End of Unit Project: TB or Not TB

End of Unit Project and Oral Presentation: TB or Not TB?


Students will apply what they have learned in the unit.


  1. Computers

  2. IDS Unit 3 – Project and Oral Presentation (LMR_U3_End of Unit Project)

IDS Unit 3 – End of Unit Project

TB or Not TB

Experiments in the medical field that involve new treatments (new medications) are called clinical trials. You have received a data set that shows the results from Sir Austin Bradford Hill’s first randomized study in 1948 examining the effects of the antibiotic Streptomycin on 107 tuberculosis patients. You and a partner will use this data set to find out if Streptomycin is an effective treatment for tuberculosis.

A short article about tuberculosis facts can be found at:

Since this is an experiment, answer the following questions below. You may need to research the answer to some of the questions.

a. What is the research question?

b. Who are the subjects that participated in the experiment?

c. What is the treatment?

d. Who is in the treatment group?

e. Who is in the control group?

f. How were the subjects assigned to each group?

g. What population is this experiment representative of?

h. What is the variable that we will be measuring?

i. What is the outcome of this experiment?

To answer your research question, you and a partner will compare the outcome of the data with the outcomes given by a chance model (in which Streptomycin has no effect on TB).

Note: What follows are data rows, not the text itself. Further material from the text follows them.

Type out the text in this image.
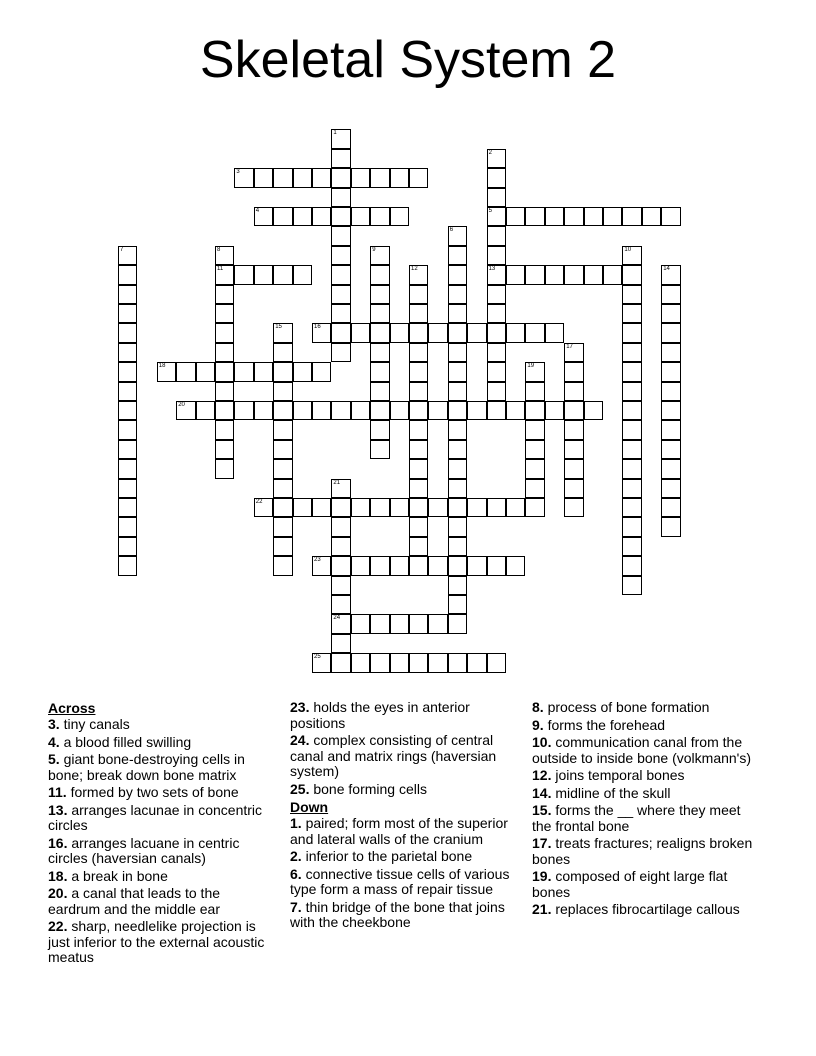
Skeletal System 2
3
4	5
11	13
16
18
20
22
23
24
25
1
2
6
7	8	9	10
12	14
15
17
19
21
Across
3. tiny canals
4. a blood filled swilling
5. giant bone-destroying cells in bone; break down bone matrix
11. formed by two sets of bone
13. arranges lacunae in concentric circles
16. arranges lacuane in centric circles (haversian canals)
18. a break in bone
20. a canal that leads to the eardrum and the middle ear
22. sharp, needlelike projection is just inferior to the external acoustic meatus
23. holds the eyes in anterior positions
24. complex consisting of central canal and matrix rings (haversian system)
25. bone forming cells
Down
1. paired; form most of the superior and lateral walls of the cranium
2. inferior to the parietal bone
6. connective tissue cells of various type form a mass of repair tissue
7. thin bridge of the bone that joins with the cheekbone
8. process of bone formation
9. forms the forehead
10. communication canal from the outside to inside bone (volkmann's)
12. joins temporal bones
14. midline of the skull
15. forms the __ where they meet the frontal bone
17. treats fractures; realigns broken bones
19. composed of eight large flat bones
21. replaces fibrocartilage callous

  1. First, scrape the data. Refer to the web scraping lab if you need to recall how to scrape data. To access Sir Hill’s data, go to:

  2. Second, determine the percentages of subjects in the study that died and the percentages of the subjects that recovered for each group.

  3. Third, assuming that the treatment had no effect, use the data to:

    a. Calculate the percentage of people with tuberculosis we would expect to die.

    b. Use the expected percentage for (a), above, to calculate the number of people we expect to die from the treatment group.

    c. Compare the percentage from (b) to the percentage from the treatment group actually died.

  4. Then, if we assume that the outcome does not depend on the treatment, design and complete an appropriate simulation in RStudio using a chance model to replicate Sir Hill’s study:

    a. Shuffle the treatment and control labels 300 times; each time, calculate the percentage of treatment patients who “died”. Plot the distribution of the 300 percentages. Refer to the simulation labs if you need to recall how to create a simulation.

    b. Use the results from the chance model (shuffling) to determine whether (i.) or (ii.) below is the most reasonable explanation for the actual data in Sir Hill’s study and state why:

    i. Streptomycin is a much better treatment for tuberculosis than bed rest. So, the outcome depends on the treatment.

    ii. The actual difference between treatments is due to chance; Streptomycin may not be effective on tuberculosis. So, it is possible that treatment and outcome are independent.

  5. Can we say that Streptomycin causes the recovery of tuberculosis patients? Explain your answer.

Create a 4-5 slide, 5-minute presentation that shows your results. Be sure to include a detailed explanation of how you and your partner decided to conduct your simulation. Each person must participate in the presentation. In addition to the presentation, submit a 2-4 page, double-spaced summary of your analysis.